Wir haben begrenzte Zeit und begrenzte Ressourcen. Jeder Cent und jede Sekunde, dafür verwendet, die Tierausbeutung “humaner“ zu machen, ist ein Cent und eine Sekunde weniger verwendet für die Aufklärung über das Einzige, was für Abolitionismus wichtig ist: die vegane Lebensweise.
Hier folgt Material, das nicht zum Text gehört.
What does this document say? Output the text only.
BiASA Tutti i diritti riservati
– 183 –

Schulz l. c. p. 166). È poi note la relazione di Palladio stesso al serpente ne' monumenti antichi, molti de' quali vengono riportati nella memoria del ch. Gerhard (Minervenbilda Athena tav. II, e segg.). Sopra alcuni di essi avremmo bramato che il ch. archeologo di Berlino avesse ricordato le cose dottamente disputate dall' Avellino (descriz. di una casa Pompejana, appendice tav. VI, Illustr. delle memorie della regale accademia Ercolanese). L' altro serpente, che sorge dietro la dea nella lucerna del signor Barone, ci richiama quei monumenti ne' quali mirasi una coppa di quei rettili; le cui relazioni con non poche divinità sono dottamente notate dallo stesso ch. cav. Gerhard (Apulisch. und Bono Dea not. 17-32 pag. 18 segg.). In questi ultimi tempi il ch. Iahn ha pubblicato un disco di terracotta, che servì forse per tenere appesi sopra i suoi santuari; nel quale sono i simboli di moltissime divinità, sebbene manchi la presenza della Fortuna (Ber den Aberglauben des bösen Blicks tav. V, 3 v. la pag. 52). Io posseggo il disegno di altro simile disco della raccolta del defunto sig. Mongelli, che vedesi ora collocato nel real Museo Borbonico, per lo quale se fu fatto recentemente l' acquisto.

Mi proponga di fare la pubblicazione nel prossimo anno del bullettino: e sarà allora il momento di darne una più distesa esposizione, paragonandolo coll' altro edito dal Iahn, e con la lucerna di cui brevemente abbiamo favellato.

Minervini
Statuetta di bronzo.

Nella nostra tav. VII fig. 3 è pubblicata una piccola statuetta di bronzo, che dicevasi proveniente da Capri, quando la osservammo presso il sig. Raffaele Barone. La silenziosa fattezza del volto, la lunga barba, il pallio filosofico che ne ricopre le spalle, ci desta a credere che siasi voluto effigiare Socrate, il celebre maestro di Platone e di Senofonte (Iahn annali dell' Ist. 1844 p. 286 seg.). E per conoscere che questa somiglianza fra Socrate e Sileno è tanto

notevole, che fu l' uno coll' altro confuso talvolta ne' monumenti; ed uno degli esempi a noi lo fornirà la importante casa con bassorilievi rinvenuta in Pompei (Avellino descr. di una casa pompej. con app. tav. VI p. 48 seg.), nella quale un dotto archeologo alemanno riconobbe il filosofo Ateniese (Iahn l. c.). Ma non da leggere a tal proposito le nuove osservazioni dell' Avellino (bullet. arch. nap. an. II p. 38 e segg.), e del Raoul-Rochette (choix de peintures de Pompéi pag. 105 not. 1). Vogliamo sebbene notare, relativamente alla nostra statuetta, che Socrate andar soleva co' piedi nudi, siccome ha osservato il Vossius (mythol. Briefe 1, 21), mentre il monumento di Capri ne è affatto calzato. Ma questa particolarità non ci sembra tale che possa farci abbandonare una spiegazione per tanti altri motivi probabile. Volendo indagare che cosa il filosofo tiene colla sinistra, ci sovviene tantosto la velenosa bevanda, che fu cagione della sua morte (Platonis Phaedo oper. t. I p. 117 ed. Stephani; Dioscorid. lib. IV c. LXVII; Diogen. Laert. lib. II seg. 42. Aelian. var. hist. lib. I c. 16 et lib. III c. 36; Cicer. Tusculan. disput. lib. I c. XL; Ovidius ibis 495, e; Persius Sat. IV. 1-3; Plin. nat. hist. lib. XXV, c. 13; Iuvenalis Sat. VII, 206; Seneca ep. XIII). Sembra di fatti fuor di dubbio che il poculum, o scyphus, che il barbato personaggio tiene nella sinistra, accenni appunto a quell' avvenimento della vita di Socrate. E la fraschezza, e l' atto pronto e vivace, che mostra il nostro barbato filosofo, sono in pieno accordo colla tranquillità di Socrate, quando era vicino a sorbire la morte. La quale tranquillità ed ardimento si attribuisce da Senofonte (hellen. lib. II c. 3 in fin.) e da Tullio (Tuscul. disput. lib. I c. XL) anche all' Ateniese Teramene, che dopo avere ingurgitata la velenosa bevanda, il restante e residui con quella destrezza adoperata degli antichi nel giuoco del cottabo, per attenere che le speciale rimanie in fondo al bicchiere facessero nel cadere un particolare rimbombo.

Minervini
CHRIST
Und jeder Cent und jede Sekunde, verwendet für “humane“ Ausbeutung, bewirkt nicht nur herzlich wenig für das Leiden der Tiere jetzt; durch das Fördern der glatten Lüge, dass ein in einem Bio- oder Freilandbetrieb aufgezogenes Tier ein “glückliches Leben“ hat, ermutigt der Tierschutzansatz die Öffentlichkeit fortzufahren, Tiere zu konsumieren, und verewigt das speziesistische Paradigma, das die Tiere – menschliche und nichtmenschliche – erst hierher gebracht hat.

Wessen wir sicher sein können, ist dies: Haben wir einmal die Absurdität akzeptiert, dass die Bekanntmachung von Smithfield Foods anzeigt, dass eine “Revolution im Gange“, oder dass sie eine “spektakuläre Neuigkeit“ ist, wird die wirkliche Revolution – die gewaltlose Verwerfung der Tierausbeutung zugunsten ihrer Abschaffung und die Anerkennung der veganen Lebensweise als Verwirklichung dieser Abschaffung im persönlichen Leben – niemals kommen.